Robinson’s lecture is the main entrée of the film. His ability to connect with both the audience in attendance of the 2018 presentation and the viewers of the film makes it in itself worth the watch.

But additional footage and sidebars help aid in the processing of just how deeply embedded white supremacy and racism are as a part of America’s story.

“Slavery is not our responsibility. Slavery is not our fault. It is our shared history,” Robinson said as part of his opening remarks. “And when we try to turn into something that it is not – when we try to make more light of it than it was, then we are denying who we really are, and impeding on our ability to truly move forward as a community and as a nation.”

The talking points are very compelling — and telling — about how deeply slavery was tethered to the wealth and prosperity of America. It also supports the additional footage that details how the racism that is the brutal institution’s direct descendent continues to rear its ugly head more than 150 years after President Abraham Lincoln signed the Emancipation Proclamation.

Early on in the film, Robinson approaches a man waving a Confederate flag to engage in dialogue. The man insists that the Civil War was not about slavery, but about his ancestors protecting their money and property from greedy Northerners.

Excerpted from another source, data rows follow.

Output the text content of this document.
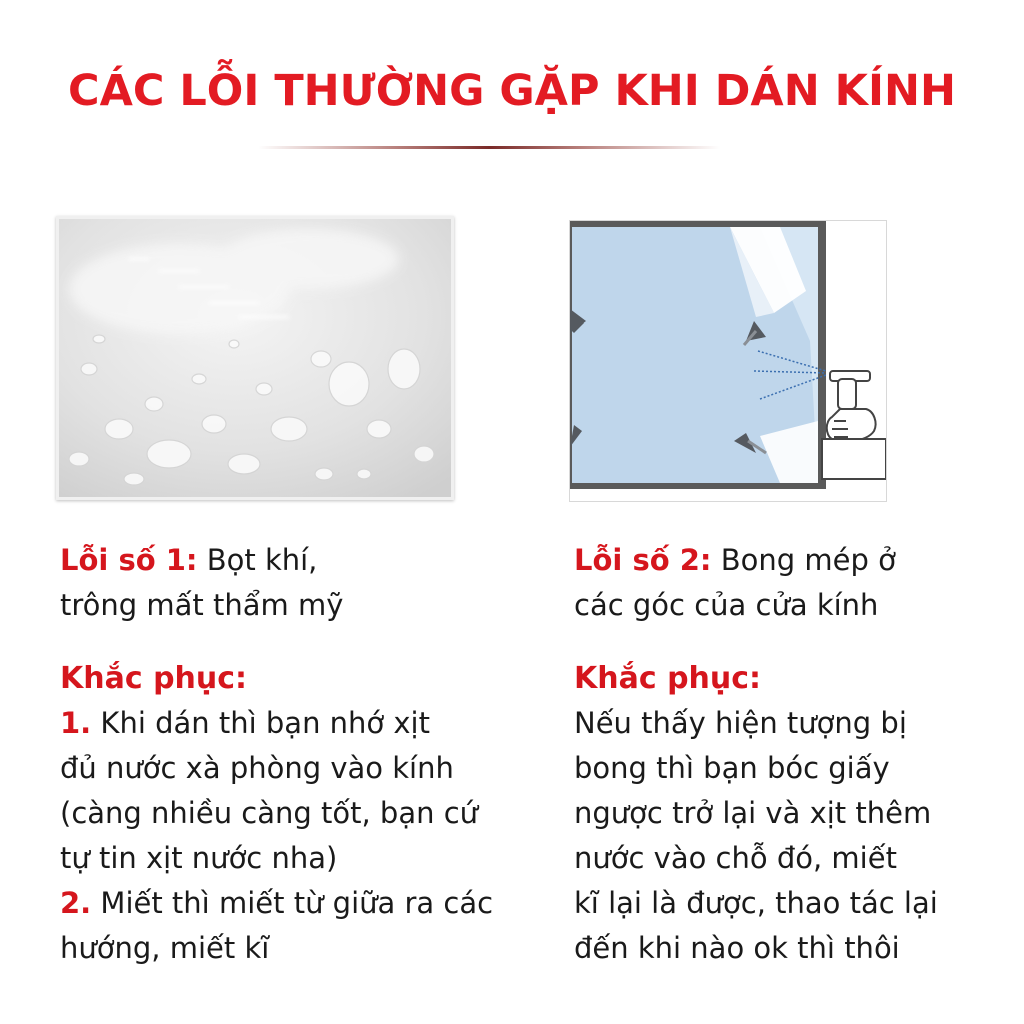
CÁC LỖI THƯỜNG GẶP KHI DÁN KÍNH
Lỗi số 1: Bọt khí,
trông mất thẩm mỹ
Khắc phục:
1. Khi dán thì bạn nhớ xịt
đủ nước xà phòng vào kính
(càng nhiều càng tốt, bạn cứ
tự tin xịt nước nha)
2. Miết thì miết từ giữa ra các
hướng, miết kĩ
Lỗi số 2: Bong mép ở
các góc của cửa kính
Khắc phục:
Nếu thấy hiện tượng bị
bong thì bạn bóc giấy
ngược trở lại và xịt thêm
nước vào chỗ đó, miết
kĩ lại là được, thao tác lại
đến khi nào ok thì thôi
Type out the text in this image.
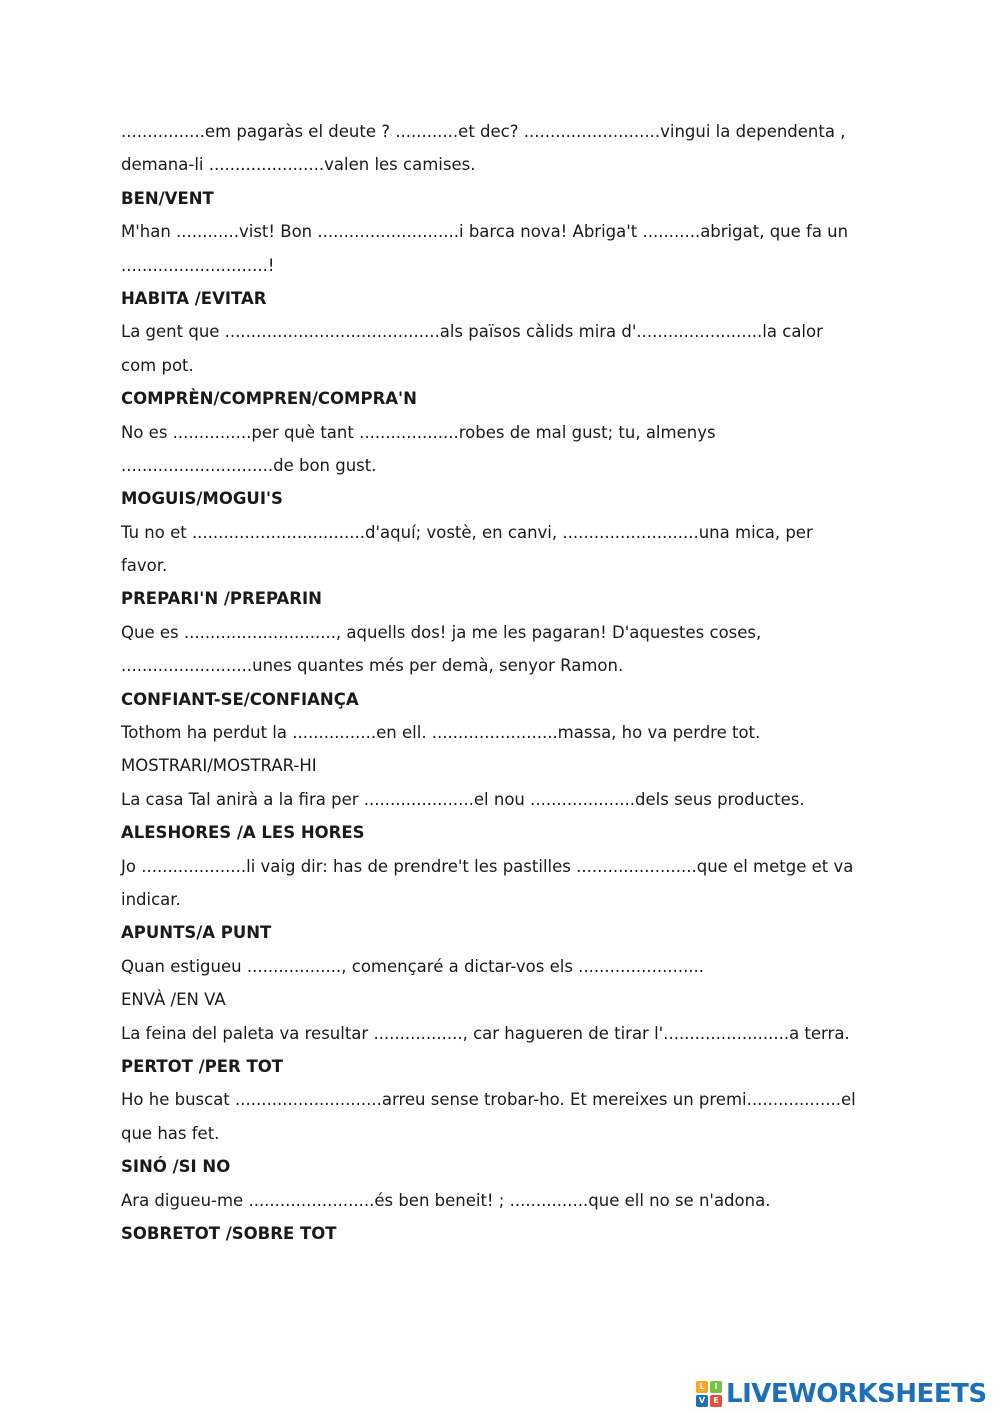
................em pagaràs el deute ? ............et dec? ..........................vingui la dependenta ,
demana-li ......................valen les camises.
BEN/VENT
M'han ............vist! Bon ...........................i barca nova! Abriga't ...........abrigat, que fa un
............................!
HABITA /EVITAR
La gent que .........................................als països càlids mira d'........................la calor
com pot.
COMPRÈN/COMPREN/COMPRA'N
No es ...............per què tant ...................robes de mal gust; tu, almenys
.............................de bon gust.
MOGUIS/MOGUI'S
Tu no et .................................d'aquí; vostè, en canvi, ..........................una mica, per
favor.
PREPARI'N /PREPARIN
Que es ............................., aquells dos! ja me les pagaran! D'aquestes coses,
.........................unes quantes més per demà, senyor Ramon.
CONFIANT-SE/CONFIANÇA
Tothom ha perdut la ................en ell. ........................massa, ho va perdre tot.
MOSTRARI/MOSTRAR-HI
La casa Tal anirà a la fira per .....................el nou ....................dels seus productes.
ALESHORES /A LES HORES
Jo ....................li vaig dir: has de prendre't les pastilles .......................que el metge et va
indicar.
APUNTS/A PUNT
Quan estigueu .................., començaré a dictar-vos els ........................
ENVÀ /EN VA
La feina del paleta va resultar ................., car hagueren de tirar l'........................a terra.
PERTOT /PER TOT
Ho he buscat ............................arreu sense trobar-ho. Et mereixes un premi..................el
que has fet.
SINÓ /SI NO
Ara digueu-me ........................és ben beneit! ; ...............que ell no se n'adona.
SOBRETOT /SOBRE TOT
L	I
V	E LIVEWORKSHEETS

Robinson points out to the man that more than 90% of that wealth was the direct result of slave labor. And while the man doesn’t dispute that fact, he refused to acknowledge that slavery played a role in the South’s succession and ultimate violent  treason against the nation by way of waging war.

In his talk, Robinson uses a hero to Southern sympathizers to dispel any delusion from those who romanticize the Southern states’ attack on America by way of the Civil War.

He quotes Confederate General Nathan Bedford Forrest, who famously said, “If we ain’t fighting for slavery, then what the hell are we fighting for?”

Robinson also pointed out that he had to walk past a bust of Forrest whenever he entered the capitol building in his home state of Tennessee. The statue was removed in 2021 after relentless protest.

Robinson also mentions the often-ignored legislation approved by President Abraham Lincoln that provided reparations to the most unlikely of benefactors.

The Compensated Emancipation Act allowed for 900 slave owners to be paid more than a million dollars in 1860s currency for “loss of property.”

“When people have a discussion about reparations for slavery, it’s a false debate,” Robinson said. “Because reparations have already been paid — to the slave owners.”

He also shares how racism impacted his life growing up in Memphis — including how he felt as an 11-year-old boy when Dr. Martin Luther King Jr.’s assassination  in his hometown and the racist housing policies that impacted his parents’ process for buying his childhood home.

Other elements within the film include a conversation with the mother of Eric Garner, who died at the hands of police in New York while being subdued during an attempted arrest. Robinson talked to former White House staffer Darren Martin about his experience of having police called on him as he moved into his New York City apartment when neighbors accused him of breaking in.

“This could have been another landmark where a Black man was killed by police,” Robinson said while speaking with Martin.

In addition to other police killings, other incidents of racial terror — including The Tulsa Race Massacre of 1921 and a 1947 lynching — are also touched upon in the film.

“Ignorance is not bliss, because it allows a false history to thrive,” Robinson said.